The Corporate Governance session talked a lot about the role of boards in organizations. The key point I took away from this session was that the job of the board member is to supplement and enhance management thinking. The board should add knowledge and experience to help guide managers.

We were also presented with a decision making framework for the board to use when making decisions:

  1. Is this issue a board priority?
  2. What is the objective? What are we trying to accomplish?
  3. What are the facts? Do we have the information we need?
  4. What are the decision options?
  5. What are the criteria?
  6. What is the decision-making process? Consensus? Majority vote? Another methodology?

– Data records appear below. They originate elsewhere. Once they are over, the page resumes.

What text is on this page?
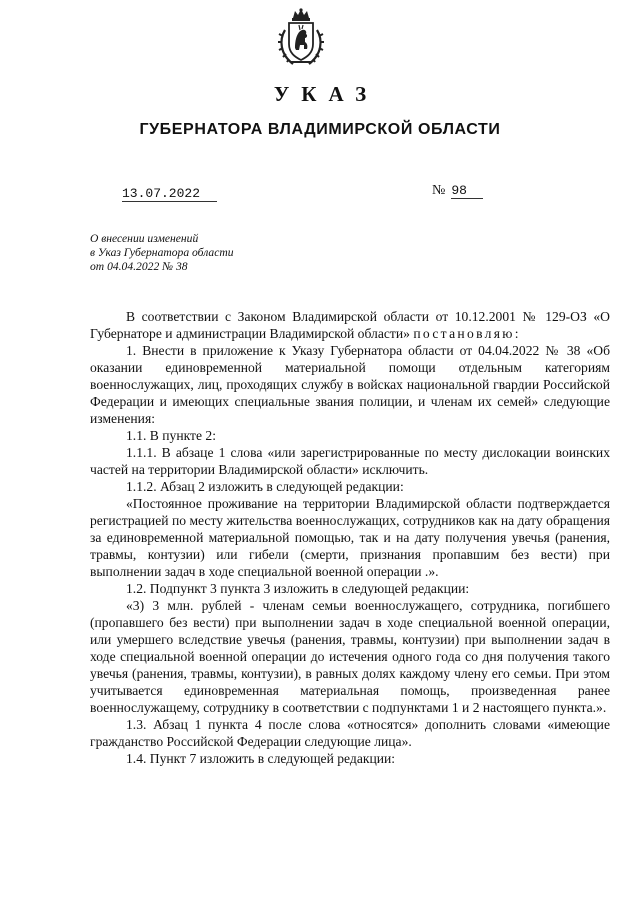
УКАЗ
ГУБЕРНАТОРА ВЛАДИМИРСКОЙ ОБЛАСТИ
13.07.2022	№ 98
О внесении изменений
в Указ Губернатора области
от 04.04.2022 № 38

В соответствии с Законом Владимирской области от 10.12.2001 № 129-ОЗ «О Губернаторе и администрации Владимирской области» постановляю:

1. Внести в приложение к Указу Губернатора области от 04.04.2022 № 38 «Об оказании единовременной материальной помощи отдельным категориям военнослужащих, лиц, проходящих службу в войсках национальной гвардии Российской Федерации и имеющих специальные звания полиции, и членам их семей» следующие изменения:

1.1. В пункте 2:

1.1.1. В абзаце 1 слова «или зарегистрированные по месту дислокации воинских частей на территории Владимирской области» исключить.

1.1.2. Абзац 2 изложить в следующей редакции:

«Постоянное проживание на территории Владимирской области подтверждается регистрацией по месту жительства военнослужащих, сотрудников как на дату обращения за единовременной материальной помощью, так и на дату получения увечья (ранения, травмы, контузии) или гибели (смерти, признания пропавшим без вести) при выполнении задач в ходе специальной военной операции .».

1.2. Подпункт 3 пункта 3 изложить в следующей редакции:

«3) 3 млн. рублей - членам семьи военнослужащего, сотрудника, погибшего (пропавшего без вести) при выполнении задач в ходе специальной военной операции, или умершего вследствие увечья (ранения, травмы, контузии) при выполнении задач в ходе специальной военной операции до истечения одного года со дня получения такого увечья (ранения, травмы, контузии), в равных долях каждому члену его семьи. При этом учитывается единовременная материальная помощь, произведенная ранее военнослужащему, сотруднику в соответствии с подпунктами 1 и 2 настоящего пункта.».

1.3. Абзац 1 пункта 4 после слова «относятся» дополнить словами «имеющие гражданство Российской Федерации следующие лица».

1.4. Пункт 7 изложить в следующей редакции:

Another key point here: when going through these decisions, make sure you stay focus on the goal – don’t get sidetracked with the details of “how” to do something, before you know that it will achieve the objective.

Business Ethics

The session on Business Ethics contained a fascinating overview of six theories of morality, from Aristotle and the ancient Greeks through to Feminism and Cadbury in modern times. While each of these “theories” proposed that it provided the true definition or morality, we combined them all to give us six questions to ask to help guide our actions when in a moral dilemma:

  1. Teleology: What would a virtuous do? What would a moral expert do?
  2. Deontology: Are there any important duties / obligations I have to follow?
  3. Consequentialism: What are the results of my action going to be? Will my choice produce the greatest net pleasure amongst the options I have?
  4. Rights-based: Am I going to violate anyone’s rights?
  5. Feminist: What would a good mother do?
  6. Cadbury: Will my choice survive the glare of publicity? If everyone knows, can I live with that?

By going through these questions, you usually come to some sort of consensus as to the right action! I found this session quite interesting, to hear of the various view of morality and ethics. As well, this list of questions gives us a practical way to help determine “the right thing to do.”